Ce qui fait sens, qui amène une vraie complémentarité et qui justifie l’élargissement aux CGP est d’accompagner sur la partie conseil le particulier et le professionnel sur des problématiques d’ingénierie patrimoniale qui vont au-delà du seul investissement financier.L’engagement client sera alors d’autant plus fort car il reposera sur une relation mutuellement profitable basée sur la confiance.Comme le dit l’adage «Ensemble on va plus loin», mais on est aussi beaucoup plus fort pour adresser un marché où l’on remet le client est au cœur du dispositif.
Il s’agit donc d’une expérimentation visant à trouver une solution qui permette d’offrir en France une solution similaire à celle qui existe en Angleterre avec les alternatives business structures (ABS), ou à Malte, au Pays de Galles, en Espagne avec des fiscalistes ou en Ecosse. Face à une plus grande libéralisation et la dérégulation des marchés du droit en Europe, les instances françaises doivent s’emparer du sujet pour permettre aux professions réglementées d’êtres plus compétitives, ce qui induit l’ouverture des capitaux de manière encadrée, maîtrisée et raisonnée, ces apports pouvant être d’ordre numéraire, en industrie ou technologique, afin d’avoir les ressources nécessaires pour innover, garder ses positions et occuper de nouveaux marchés.
La loi Macron ne représente donc que les prémices de ces structures.
Comment comptez-vous donner naissance, dans le droit français, à votre entreprise numérique du droit?
- Dans le cadre de ce projet d’innovation collaborative, Open Law a pour vocation dans ces programmes de restituer un livrable, que l’on appelle des communs et qui pourront servir à la communauté. De fait, nous allons déjà, s’agissant de la partie interprofessionnalité entre professions réglementées, fournir une contrathèque avec des modèles de créations d’entreprise numérique du droit sous un angle technologique et l’intégration d’outils et de solutions digitales.
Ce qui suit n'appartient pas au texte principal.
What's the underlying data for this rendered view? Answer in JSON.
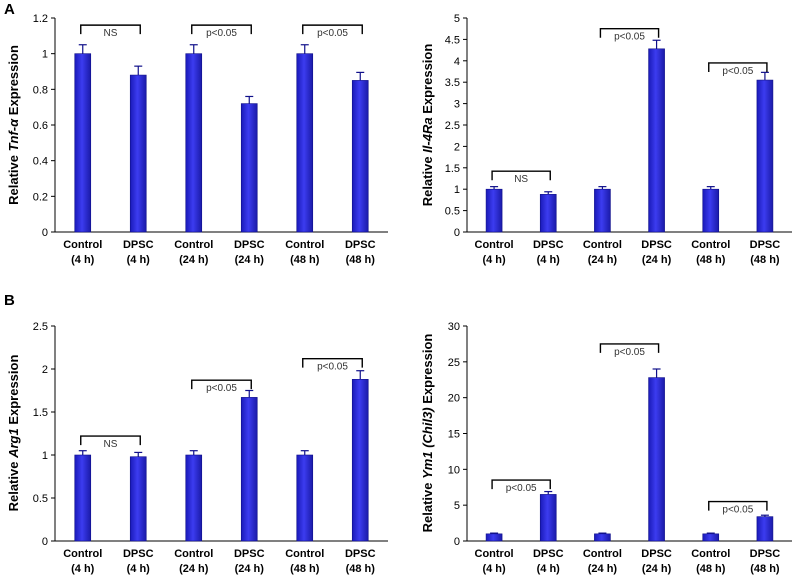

Nous allons aussi, dans une vision prospective à court terme, réaliser une modélisation ouverte à d’autres professions.L’observatoire du Conseil national des barreaux suit nos travaux, de même que l’incubateur du barreau de Paris; nous irons donc voir ces institutions représentatives des professions du droit et du chiffre avec nos partenaires (Alta-Juris, Eurojuris, SVP, Cabex…), de même que la chancellerie et Bercy, pour faire valoir notre projet, mais aussi surtout pour faire bouger les lignes car, comme disait Peter Drucker, «la meilleure façon de prédire l’avenir, c’est de le créer».
Bien évidemment, cette nécessaire évolution ne pourra se faire que dans le cadre d’un projet commun en concertation avec ces institutions dans une notion d’intelligence collective.